Сверху облака и снизу облака. Но славящие Мадонну ангелы размещены так, что возникает явственный эффект линейной перспективы. Двое в белом похожи на кариатид, поддерживающих портал сцены; остальные двенадцать, в хламидах желтого и зеленого оттенков, подобны зрителям, занявшим места на ярусах метафизического зала. Это впечатление усилено ракурсами, предполагающими взгляд снизу вверх, и соответствующим сокращением размеров. В пространстве, архитектура которого состоит исключительно из ангельских фигур, Мадонна, тоже видимая чуть снизу, кажется надвигающейся на нас из небесной глубины благодаря центробежной силе солнечного сияния. Придумал ли Мастер из Мулена эту сцену сам или позаимствовал изобретение из Часослова Этьена Шевалье, где есть лист «Троица во славе» с небесным пространством, тоже сформированным из множества фигур? Так или иначе, налицо эффект «deux ex machina»[1058]

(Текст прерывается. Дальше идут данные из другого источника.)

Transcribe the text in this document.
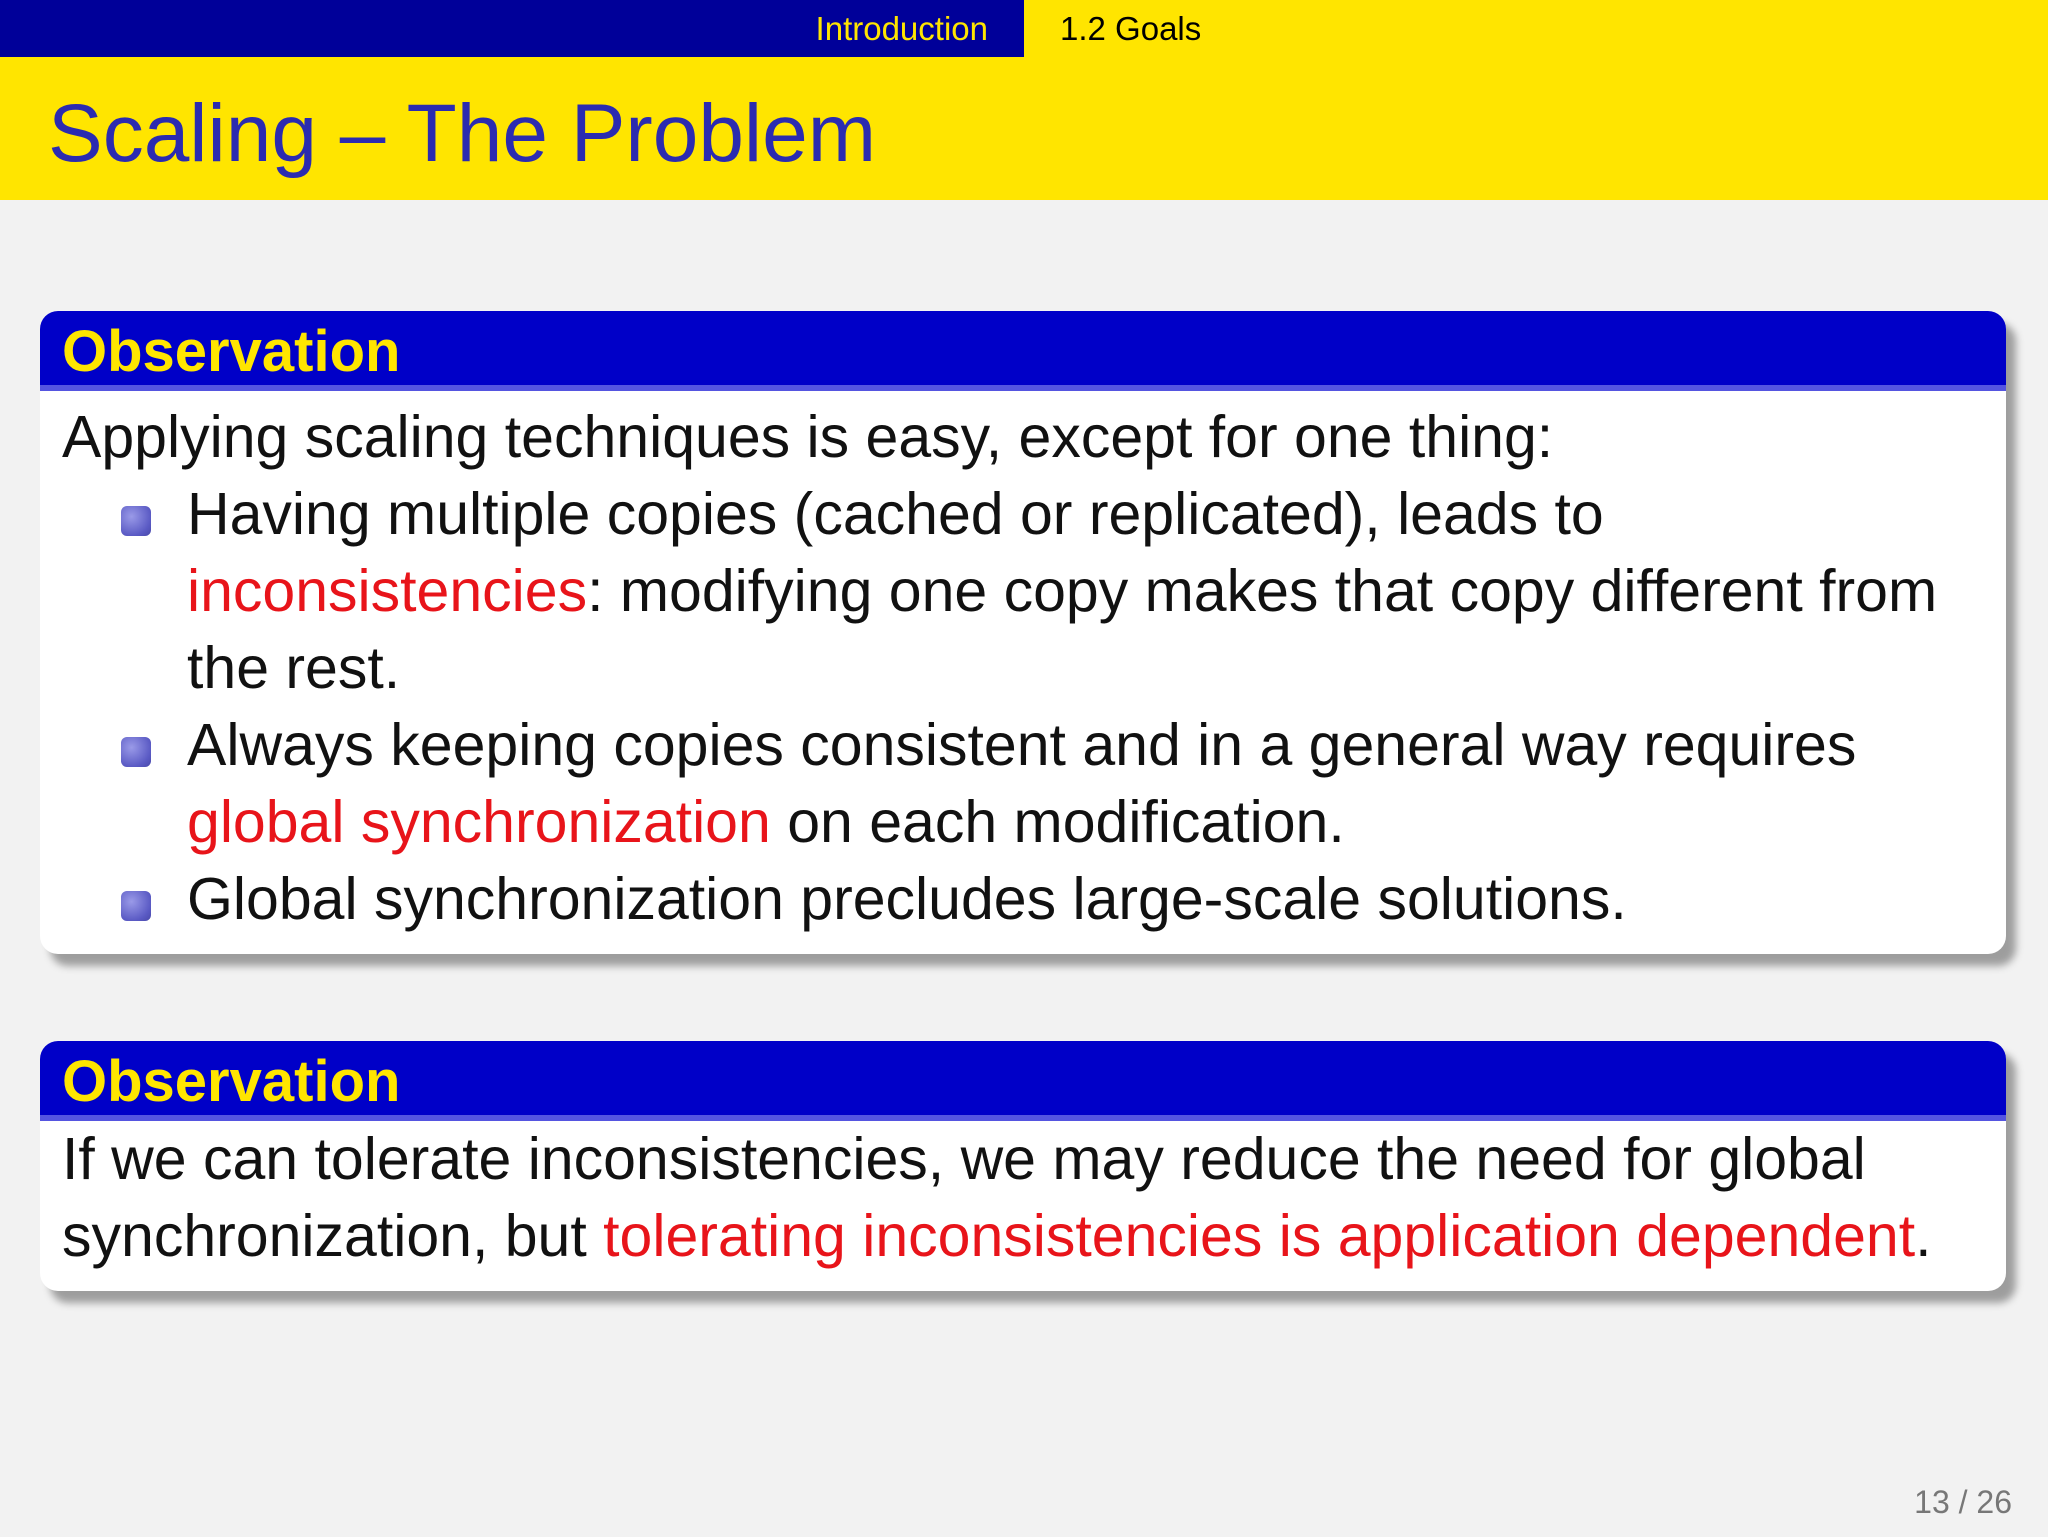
Introduction 1.2 Goals
Scaling – The Problem
Observation
Applying scaling techniques is easy, except for one thing:
Having multiple copies (cached or replicated), leads to inconsistencies: modifying one copy makes that copy different from the rest.
Always keeping copies consistent and in a general way requires global synchronization on each modification.
Global synchronization precludes large-scale solutions.
Observation
If we can tolerate inconsistencies, we may reduce the need for global synchronization, but tolerating inconsistencies is application dependent.
13 / 26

.Фигурами на боковых створках, более крупными, чем Мадонна, но немного меньшими натуральной величины, обозначен слой пространства, которым мы одновременно и связаны с Мадонной, и отделены от нее. Раздвинутые в стороны портьеры – не просто указание на герцогскую ложу в муленском соборе Нотр-Дам; это метафоры нашего проникновения в души заказчиков. Подобно нидерландским мастерам, Мастер из Мулена внушает нам мысль, что видением «жены, облеченной в солнце», облагодетельствованы не мы, а герцог Бурбонский и его супруга. Лишь благодаря им, только их духовным взором дозволено видеть и нам Мадонну во славе. Вместе с тем портьеры делают очевидным зрелищный характер триптиха. Не столько манера живописи, сколько эта особенность замысла может служить аргументом в пользу предположения, что таинственный Мастер из Мулена мог учиться у Хуго ван дер Гуса.
Ракурс снизу вверх, в котором изображены Мадонна и ангелы, создает инерцию такого же восприятия боковых створок. Поэтому фигуры святых Петра и Анны кажутся гигантскими в сравнении с фигурами донаторов. Но это ловкий обман зрения, основанный на уверенной игре мастера с эффектами перспективы. Мы не сразу замечаем, что фигуры на боковых створках представлены в ином ракурсе, с более высокой точки зрения, чем средняя часть триптиха.
Проследив направление указательного пальчика Иисуса, мы видим, что он адресует свое благословение Пьеру II де Бурбону. Заурядное лицо этого человека, сложившего губы в умильную улыбку, не кажется достойным великолепия герцогских одежд. Несравненно изысканнее и живее облик, поза, жест апостола Петра, испрашивающего благословения для своего протеже не у самого Христа, а через посредничество Девы Марии. В правой руке у Петра ключи Царства Небесного, которые Христос обещал дать Петру[1059]
. Но на голове его папская, а не епископская тиара, которая подобала бы ему как первому епископу Рима. Не выражено ли тем самым желание Бурбонов заручиться перед Христом поддержкой не только Девы Марии, но и папского Рима?Переведите глаза на правую створку триптиха – и вам не понадобится исторических сведений, чтобы понять, кто в действительности правил тогда герцогством Бурбонским: столь надменно вскинула брови дочь Людовика XI, столь целеустремлен и тверд взор ее слегка прищуренных глаз, столь своенравны очертания маленького рта. Вот кому к лицу роскошная одежда. На Анне Французской корона герцогини и головной убор замужней женщины, широкая, шитая жемчугом и драгоценными камнями лента, скрывающая волосы. Пусть плащ с перевязью на груди уже вышел из моды, зато эта деталь наряда повторяет одеяние самой Мадонны. Позади нее стоит, стараясь во всем подражать матери, семилетняя Сюзанна. А над ними обеими возвышается святая Анна, поза и жесты которой с очаровательной женственностью варьируют повадку святого Петра. Одета она как знатная монахиня, но на ее лице играет едва уловимая этикетная улыбка опытной придворной дамы, привносящая светский шарм в сцену, где никто, кроме нее, не чувствует себя непринужденно[1060]
. Современный зритель, смотрящий на «Муленский триптих» в ретроспективе, волен воспринимать куртуазную мимику святой Анны как предвестие блестящей эпохи Фонтенбло.Услада короля
«Мы приняли решение создать здесь в будущем нашу резиденцию, чтобы получать удовольствие от названной местности и от охоты на лис, рыжих и черных…»[1061]
Это намерение молодого Франциска I предопределило судьбу Фонтенбло – старинного охотничьего угодья французских королей с замком, превратившимся к тому времени в руину[1062].